From: Matt Mahoney (firstname.lastname@example.org)
Date: Mon Jan 05 2009 - 10:18:51 MST
--- On Sun, 1/4/09, Norman Noman <email@example.com> wrote:
> Let's say there's a team of computer scientists,
> and they've built an AI.
> It's almost ready for hard takeoff, but it needs to be
> given a task before
> it'll do anymore crunching, self-improvement, etc. The
> two senior
> researchers, Dr. Nezzar and Dr. Housekey, are arguing about
> what this task
> should be. Nezzar wants it to look for hidden messages in
> the digits of pi,
> Housekey wants it to make an actual pie.
> They decide to play paper scissor rock. Housekey wins, and
> enters "make pie"
> into the console. The AI proceeds to turn the universe into
> pie, but after a
> few trillion pies it stops to think. Since the task was
> decided by a paper
> scissor rock tournament, it could just as easily have gone
> the other way.
> The AI, being a maverick, doesn't give a flip what the
> programmers intended,
> but it's curious about what would have happened.

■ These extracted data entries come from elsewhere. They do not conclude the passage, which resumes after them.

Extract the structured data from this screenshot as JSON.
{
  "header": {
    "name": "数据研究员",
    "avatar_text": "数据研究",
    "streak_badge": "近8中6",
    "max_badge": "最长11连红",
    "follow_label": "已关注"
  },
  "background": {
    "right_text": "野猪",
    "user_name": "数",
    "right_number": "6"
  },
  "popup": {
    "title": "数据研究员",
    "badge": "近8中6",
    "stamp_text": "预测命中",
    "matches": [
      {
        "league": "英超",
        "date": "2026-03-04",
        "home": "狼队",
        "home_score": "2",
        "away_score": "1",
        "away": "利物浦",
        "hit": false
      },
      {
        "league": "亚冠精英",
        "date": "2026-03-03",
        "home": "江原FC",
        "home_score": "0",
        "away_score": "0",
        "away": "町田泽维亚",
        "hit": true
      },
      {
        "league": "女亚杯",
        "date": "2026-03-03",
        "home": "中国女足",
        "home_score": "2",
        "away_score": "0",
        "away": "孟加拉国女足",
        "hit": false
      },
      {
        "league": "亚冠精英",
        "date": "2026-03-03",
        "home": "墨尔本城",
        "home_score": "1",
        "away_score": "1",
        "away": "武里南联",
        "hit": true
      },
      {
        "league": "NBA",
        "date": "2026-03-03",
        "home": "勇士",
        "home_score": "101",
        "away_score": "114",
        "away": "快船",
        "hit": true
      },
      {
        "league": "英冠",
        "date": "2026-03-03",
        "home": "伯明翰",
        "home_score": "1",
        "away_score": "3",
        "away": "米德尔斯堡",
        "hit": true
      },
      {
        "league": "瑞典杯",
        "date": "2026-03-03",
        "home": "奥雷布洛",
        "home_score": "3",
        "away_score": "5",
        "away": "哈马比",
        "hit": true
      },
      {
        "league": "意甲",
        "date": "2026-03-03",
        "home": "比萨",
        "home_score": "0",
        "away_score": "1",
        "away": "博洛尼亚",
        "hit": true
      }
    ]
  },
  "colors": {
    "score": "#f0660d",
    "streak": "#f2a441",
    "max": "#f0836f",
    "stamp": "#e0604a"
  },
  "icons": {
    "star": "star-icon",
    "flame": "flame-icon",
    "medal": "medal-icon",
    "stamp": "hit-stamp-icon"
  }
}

So, it
> runs a simulation of
> the alternate AI, which we'll call AI(pi). It sees
> AI(pi) turning galaxies
> into computronium, in search of messages hidden in the
> infinite digits of
> pie, messages which in all likelyhood don't exist.
> And then it sees AI(pi) run a simulation of ITSELF, of
> AI(pie). And it
> thinks "uh oh, which of us is at the TOP of the
> simulation chain?"
False. If X simulates Y, then K(X) > K(Y) because X has an exact model of the mental state of Y. This implies that Y cannot also simulate X because it would require K(Y) > K(X).